The One who can destroy the whole person can also save the whole person. If we cast our lot with the One who casts His all for us, there is His all available and we’re lost in His love. But if we cast our lot within ourselves, refusing Him who casts His all for us, there’s nothing of His all that’s available to us, and we’re lost in ourselves.

The internalized accusations of the Accuser – the epitome of evil – can most threaten to undo us. The more tender our conscience, the more the terror. Yet, we’re assured: “God is greater than our conscience.” (I John 3:20) The Accuser, himself, stands accused. And doomed. And so that great heart searching poet of The Temple rebukes all “spiteful bitter thought!,” all “bitterly spiteful thought!” of doubt and dread and despair that would abuse against confidence in the Savior. George Herbert taunts back in lines printed on the front of our Order of Worship. He rebuts distrust in his good God’s grace:

“Couldst thou invent / So high a torture? / Is such poison bought? / Doubtless, but in the way of punishment, / When wit contrives to meet with thee, / No such rank poison can there be.

“Thou said’st but even now, / That all was not so fair, as I conceiv’d, / Betwixt my God and me; that I allow / And coin large hopes; but, that I was deceiv’d / Either the league was broke, or near it; / And, that I had great cause to fear it.

“And what to this? what more / Could poison, if it had a tongue, express? / What is thy aim? wouldst thou unlock the door / To cold despairs, and gnawing pensiveness? / Wouldst thou raise devils?
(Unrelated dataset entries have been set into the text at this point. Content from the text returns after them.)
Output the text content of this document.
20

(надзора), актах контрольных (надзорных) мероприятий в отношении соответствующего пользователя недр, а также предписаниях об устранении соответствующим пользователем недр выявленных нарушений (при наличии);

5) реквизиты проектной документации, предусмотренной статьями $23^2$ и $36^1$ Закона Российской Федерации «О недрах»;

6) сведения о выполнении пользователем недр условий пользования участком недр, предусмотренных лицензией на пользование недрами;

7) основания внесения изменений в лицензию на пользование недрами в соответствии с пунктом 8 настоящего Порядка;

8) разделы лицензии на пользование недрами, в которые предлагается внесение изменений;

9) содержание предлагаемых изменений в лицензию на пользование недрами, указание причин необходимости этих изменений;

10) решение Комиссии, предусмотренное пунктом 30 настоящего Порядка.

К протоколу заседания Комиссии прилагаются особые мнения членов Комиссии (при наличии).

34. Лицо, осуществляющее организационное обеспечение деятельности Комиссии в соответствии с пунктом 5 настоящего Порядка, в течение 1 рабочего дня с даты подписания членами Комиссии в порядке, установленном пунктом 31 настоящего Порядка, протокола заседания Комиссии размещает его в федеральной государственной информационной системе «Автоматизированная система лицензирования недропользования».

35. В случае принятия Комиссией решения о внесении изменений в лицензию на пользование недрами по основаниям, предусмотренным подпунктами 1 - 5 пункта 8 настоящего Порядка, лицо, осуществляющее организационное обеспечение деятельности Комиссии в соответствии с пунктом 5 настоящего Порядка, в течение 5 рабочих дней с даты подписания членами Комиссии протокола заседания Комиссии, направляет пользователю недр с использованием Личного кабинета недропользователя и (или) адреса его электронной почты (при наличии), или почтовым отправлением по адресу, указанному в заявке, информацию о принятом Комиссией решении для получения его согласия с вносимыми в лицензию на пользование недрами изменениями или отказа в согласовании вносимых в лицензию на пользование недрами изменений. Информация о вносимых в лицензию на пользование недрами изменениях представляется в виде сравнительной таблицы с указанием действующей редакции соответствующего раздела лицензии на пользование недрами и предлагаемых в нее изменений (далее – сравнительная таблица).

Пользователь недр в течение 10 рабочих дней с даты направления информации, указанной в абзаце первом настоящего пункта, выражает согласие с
I see, I know, / I writ thy purpose long ago.

“But I will to my Father, / Who heard thee say it. Oh most gracious Lord, / If all the hope and comfort that I gather, / Were from myself, I had not half a word, / Not half a letter to oppose / What is objected by my foes.

“But thou art my desert: / And in this league, which now my foes invade, / Thou art not only to perform thy part, / But also mine; as when the league was made / Thou didst at once thyself indite, / And hold my hand, while I did write.

“Wherefore if thou canst fail, / Then can thy truth and I: but while rocks stand, / And rivers stir, thou canst not shrink or quail: / Yea, when both rocks and all things shall disband, / Then shalt thou be my rock and tower, / And make their ruin praise thy power.

“Now foolish thought go on, / Spin out thy thread, and make thereof a coat / To hide thy shame: for thou hast cast a bone / Which bounds on thee, and will not down thy throat: / What for itself love once began, / Now love and truth will end in man.”

This is our story! This is our song! In spite of all our fears and depressing feelings, in spite of doubts and distressing circumstances, we sing of the Blessed Assurance of God’s faithfulness in Jesus Christ – who loves us and gave himself for us.